= Tommaso Diplovataccio =

Italian jurist (1468–1541)

Tommaso Diplovataccio or Diplovatazio (1468–1541) was an Italian jurist, publisher and politician.

His family was Greek nobility that emigrated from Corfu to Naples after the fall of Constantinople. After studies in Naples (where he married Maria Laskaris), in Padua and Ferrara, he held the office of fiscal in Pesaro from 1492 to 1507. The wealth he obtained by a 1494 marriage to a trader's daughter allowed him to reduce his work as a jurisconsult and concentrate on scholarly pursuits. From 1504 to 1508, he compiled the Chronicon Pisauri, a compilation of notes about legal sources that are now lost. In 1511, he finished the Tractatus de praestantia doctorum, a biographical treatise on the most influential jurists of Antiquity and the Middle Ages.

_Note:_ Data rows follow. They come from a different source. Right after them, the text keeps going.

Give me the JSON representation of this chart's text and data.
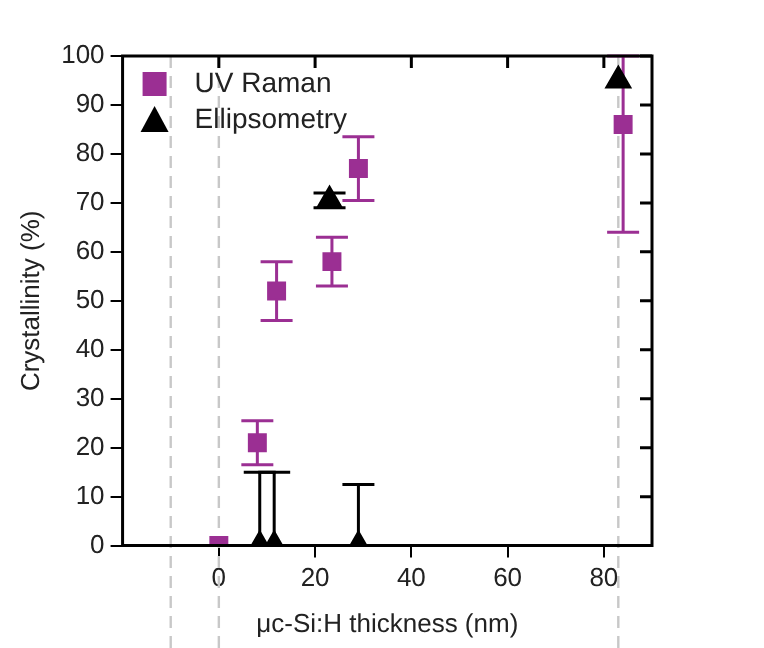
{
  "chart_data": {
    "type": "scatter",
    "xlabel": "μc-Si:H thickness (nm)",
    "ylabel": "Crystallinity (%)",
    "xlim": [
      -20,
      90
    ],
    "xticks": [
      0,
      20,
      40,
      60,
      80
    ],
    "ylim": [
      0,
      100
    ],
    "yticks": [
      0,
      10,
      20,
      30,
      40,
      50,
      60,
      70,
      80,
      90,
      100
    ],
    "grid": false,
    "legend": "top left",
    "series": [
      {
        "name": "UV Raman",
        "color": "#9b2f93",
        "marker": "square",
        "x": [
          0,
          8,
          12,
          23.5,
          29,
          84
        ],
        "values": [
          0,
          21,
          52,
          58,
          77,
          86
        ],
        "errors": [
          null,
          4.5,
          6,
          5,
          6.5,
          [
            64,
            100
          ]
        ]
      },
      {
        "name": "Ellipsometry",
        "color": "#000000",
        "marker": "triangle",
        "x": [
          8.5,
          11.5,
          29,
          23,
          83
        ],
        "values": [
          0,
          0,
          0,
          70.5,
          95
        ],
        "errors": [
          [
            0,
            15
          ],
          [
            0,
            15
          ],
          [
            0,
            12.5
          ],
          1.5,
          null
        ]
      }
    ],
    "ref_lines": [
      {
        "axis": "x",
        "value": -10,
        "color": "#c8c8c8",
        "line_style": "dashed"
      },
      {
        "axis": "x",
        "value": 0,
        "color": "#c8c8c8",
        "line_style": "dashed"
      },
      {
        "axis": "x",
        "value": 83,
        "color": "#c8c8c8",
        "line_style": "dashed"
      }
    ]
  }
}
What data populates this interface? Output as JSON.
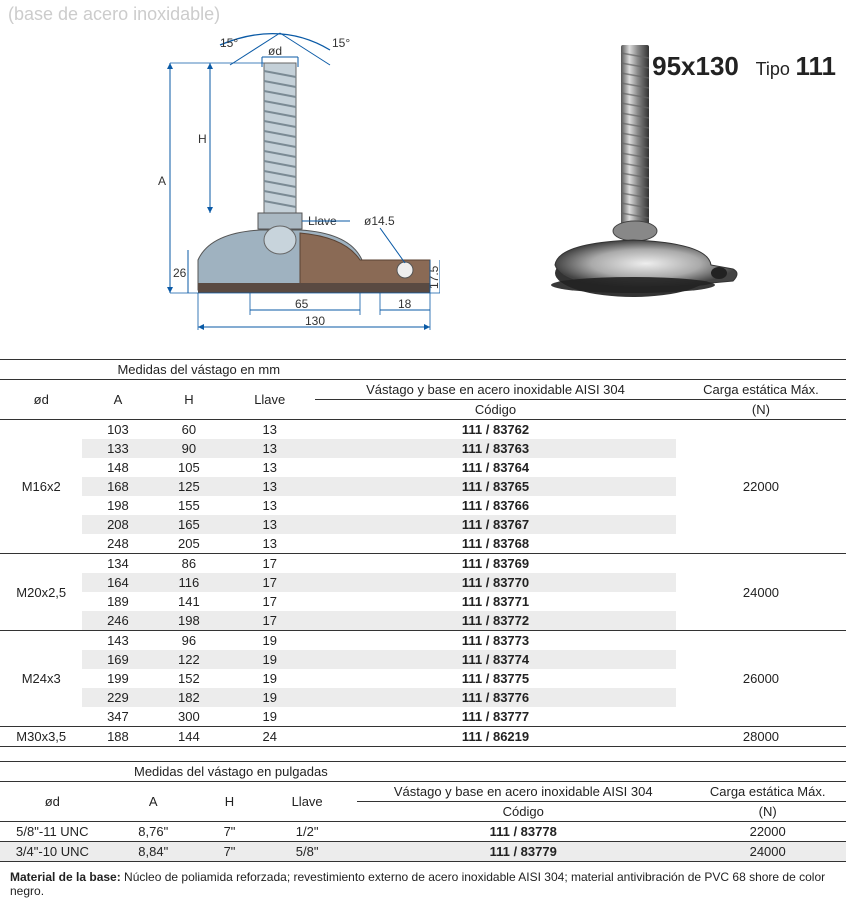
{
  "top_faded": "(base de acero inoxidable)",
  "title": {
    "size": "95x130",
    "tipo_label": "Tipo",
    "tipo_val": "111"
  },
  "diagram": {
    "angle": "15°",
    "od_label": "ød",
    "H": "H",
    "A": "A",
    "llave": "Llave",
    "d145": "ø14.5",
    "h26": "26",
    "h175": "17.5",
    "w65": "65",
    "w18": "18",
    "w130": "130",
    "colors": {
      "steel": "#b8c6d0",
      "steel_dark": "#8ea0ac",
      "brown": "#8a6a55",
      "brown_dark": "#6a4e3b",
      "dim": "#0a5aa6",
      "outline": "#333"
    }
  },
  "table_mm": {
    "header_span": "Medidas del vástago en mm",
    "cols": [
      "ød",
      "A",
      "H",
      "Llave"
    ],
    "mid_header": "Vástago y base en acero inoxidable AISI 304",
    "mid_sub": "Código",
    "right1": "Carga estática Máx.",
    "right2": "(N)",
    "groups": [
      {
        "od": "M16x2",
        "load": "22000",
        "rows": [
          [
            "103",
            "60",
            "13",
            "111 / 83762"
          ],
          [
            "133",
            "90",
            "13",
            "111 / 83763"
          ],
          [
            "148",
            "105",
            "13",
            "111 / 83764"
          ],
          [
            "168",
            "125",
            "13",
            "111 / 83765"
          ],
          [
            "198",
            "155",
            "13",
            "111 / 83766"
          ],
          [
            "208",
            "165",
            "13",
            "111 / 83767"
          ],
          [
            "248",
            "205",
            "13",
            "111 / 83768"
          ]
        ]
      },
      {
        "od": "M20x2,5",
        "load": "24000",
        "rows": [
          [
            "134",
            "86",
            "17",
            "111 / 83769"
          ],
          [
            "164",
            "116",
            "17",
            "111 / 83770"
          ],
          [
            "189",
            "141",
            "17",
            "111 / 83771"
          ],
          [
            "246",
            "198",
            "17",
            "111 / 83772"
          ]
        ]
      },
      {
        "od": "M24x3",
        "load": "26000",
        "rows": [
          [
            "143",
            "96",
            "19",
            "111 / 83773"
          ],
          [
            "169",
            "122",
            "19",
            "111 / 83774"
          ],
          [
            "199",
            "152",
            "19",
            "111 / 83775"
          ],
          [
            "229",
            "182",
            "19",
            "111 / 83776"
          ],
          [
            "347",
            "300",
            "19",
            "111 / 83777"
          ]
        ]
      },
      {
        "od": "M30x3,5",
        "load": "28000",
        "rows": [
          [
            "188",
            "144",
            "24",
            "111 / 86219"
          ]
        ]
      }
    ]
  },
  "table_in": {
    "header_span": "Medidas del vástago en pulgadas",
    "cols": [
      "ød",
      "A",
      "H",
      "Llave"
    ],
    "mid_header": "Vástago y base en acero inoxidable AISI 304",
    "mid_sub": "Código",
    "right1": "Carga estática Máx.",
    "right2": "(N)",
    "rows": [
      {
        "od": "5/8\"-11 UNC",
        "A": "8,76\"",
        "H": "7\"",
        "llave": "1/2\"",
        "code": "111 / 83778",
        "load": "22000"
      },
      {
        "od": "3/4\"-10 UNC",
        "A": "8,84\"",
        "H": "7\"",
        "llave": "5/8\"",
        "code": "111 / 83779",
        "load": "24000"
      }
    ]
  },
  "footnote": {
    "bold": "Material de la base:",
    "rest": " Núcleo de poliamida reforzada; revestimiento externo de acero inoxidable AISI 304; material antivibración de PVC 68 shore de color negro."
  }
}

In 1517, Diplovataccio moved to Venice, where, as a publisher of note, he edited De regulis iuris of Dinus, the Commentaria of de Tartagnis and the works of Bartolus, among others. On behalf of the city, he compiled two histories of Venice. Disappointed by their meager success, he moved back to Pesaro, where he spent his last years as an influential member of the city's senate.